America isn’t divided by politics. According to Brent Buchanan, it’s actually divided by biology.

Buchanan makes the case that voters no longer make decisions logically but emotionally, driven by something hardwired into human behavior.

“I began looking at academic research on what actually drives human behavior, specifically when it relates to voting. And the question goes back to, ‘What drives human behavior, period?’” he tells BlazeTV host Steve Deace on the “Steve Deace Show.”

And Buchanan’s answer to that question, while complicated, is actually quite simple. At the end of the day, it is survival that informs our decision-making.

“It doesn’t matter if somebody’s voting, buying a car, getting married. It is all this biological fact that our brains were built to conserve energy. And the least caloric way that we can take in, process information, and make decisions is emotionally through our subconscious, through the inside part of our brain, not through the prefrontal cortex,” he explains.

“It makes a lot of sense … biologically, we were built for survival. And everything we do is based around survival. And even though we’re not being chased by wild animals or going without food for days or weeks on end as the whole population used to do a long time ago, those innate senses and that biology is still with us,” he continues.

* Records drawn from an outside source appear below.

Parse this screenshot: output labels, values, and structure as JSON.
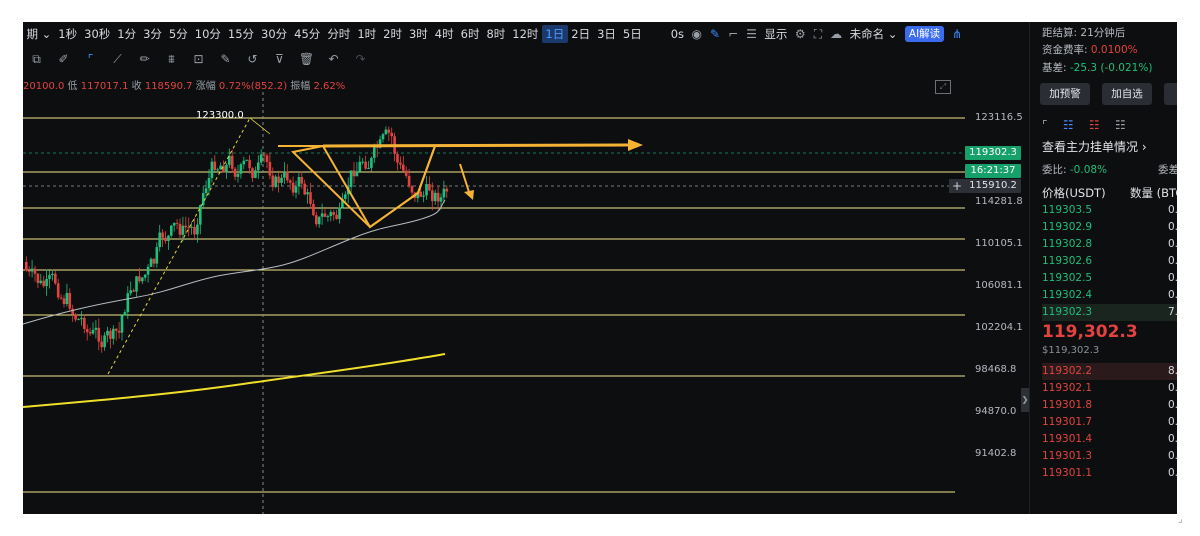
{
  "toolbar": {
    "period_label": "期",
    "timeframes": [
      "1秒",
      "30秒",
      "1分",
      "3分",
      "5分",
      "10分",
      "15分",
      "30分",
      "45分",
      "分时",
      "1时",
      "2时",
      "3时",
      "4时",
      "6时",
      "8时",
      "12时",
      "1日",
      "2日",
      "3日",
      "5日"
    ],
    "active_timeframe": "1日",
    "seconds_label": "0s",
    "display_label": "显示",
    "unnamed_label": "未命名",
    "ai_label": "AI解读"
  },
  "ohlc": {
    "open_partial": "20100.0",
    "low_label": "低",
    "low": "117017.1",
    "close_label": "收",
    "close": "118590.7",
    "change_label": "涨幅",
    "change": "0.72%(852.2)",
    "amplitude_label": "振幅",
    "amplitude": "2.62%"
  },
  "chart": {
    "price_ticks": [
      "123116.5",
      "114281.8",
      "110105.1",
      "106081.1",
      "102204.1",
      "98468.8",
      "94870.0",
      "91402.8"
    ],
    "last_price_tag": "119302.3",
    "countdown_tag": "16:21:37",
    "crosshair_price_tag": "115910.2",
    "peak_annotation": "123300.0",
    "colors": {
      "up": "#1dbf7c",
      "down": "#e2433e",
      "support": "#f2e68a",
      "ma": "#e6d93c",
      "annotation": "#f5b335"
    }
  },
  "panel": {
    "settlement_label": "距结算:",
    "settlement_value": "21分钟后",
    "funding_label": "资金费率:",
    "funding_value": "0.0100%",
    "basis_label": "基差:",
    "basis_value": "-25.3 (-0.021%)",
    "alert_button": "加预警",
    "watchlist_button": "加自选",
    "main_orders_label": "查看主力挂单情况",
    "ratio_label": "委比:",
    "ratio_value": "-0.08%",
    "ratio_right": "委差",
    "price_header": "价格(USDT)",
    "qty_header": "数量 (BTC",
    "bids": [
      {
        "price": "119303.5",
        "qty": "0."
      },
      {
        "price": "119302.9",
        "qty": "0."
      },
      {
        "price": "119302.8",
        "qty": "0."
      },
      {
        "price": "119302.6",
        "qty": "0."
      },
      {
        "price": "119302.5",
        "qty": "0."
      },
      {
        "price": "119302.4",
        "qty": "0."
      },
      {
        "price": "119302.3",
        "qty": "7."
      }
    ],
    "last_price": "119,302.3",
    "last_price_usd": "$119,302.3",
    "asks": [
      {
        "price": "119302.2",
        "qty": "8."
      },
      {
        "price": "119302.1",
        "qty": "0."
      },
      {
        "price": "119301.8",
        "qty": "0."
      },
      {
        "price": "119301.7",
        "qty": "0."
      },
      {
        "price": "119301.4",
        "qty": "0."
      },
      {
        "price": "119301.3",
        "qty": "0."
      },
      {
        "price": "119301.1",
        "qty": "0."
      }
    ]
  }
}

“I mean God created us for a reason, with a purpose, and it was to survive, and it was to procreate and to spread His gospel,” he says, adding, “And all of those are biologically built into us.”

Deace agrees with Buchanan, pointing out that during the election cycle last year, “the most effective message” was the Trump ad that read, “Kamala Harris is for they/them. Trump is for you.”

“The most extreme candidate tends to lose. And why does the most extreme candidate tend to lose? Because they’re viewed as most threatening to somebody’s safety, security, or belief system. So that was a wonderful way to cast Kamala Harris as way more extreme of the two candidates running for president,” Buchanan responds.

“Secondarily, it plays into in-group, out-group factors. That also goes back to our survival instincts, where if somebody is on the out-group, they are your enemy,” he continues.

“So with a lot of young men, a lot of non-white voters, they saw that message, and they didn’t say, ‘I’m making my decision on this election based on the transgender issue.’ But that issue became a proxy for extremity,” he says, adding, “That is what won Donald Trump the election.”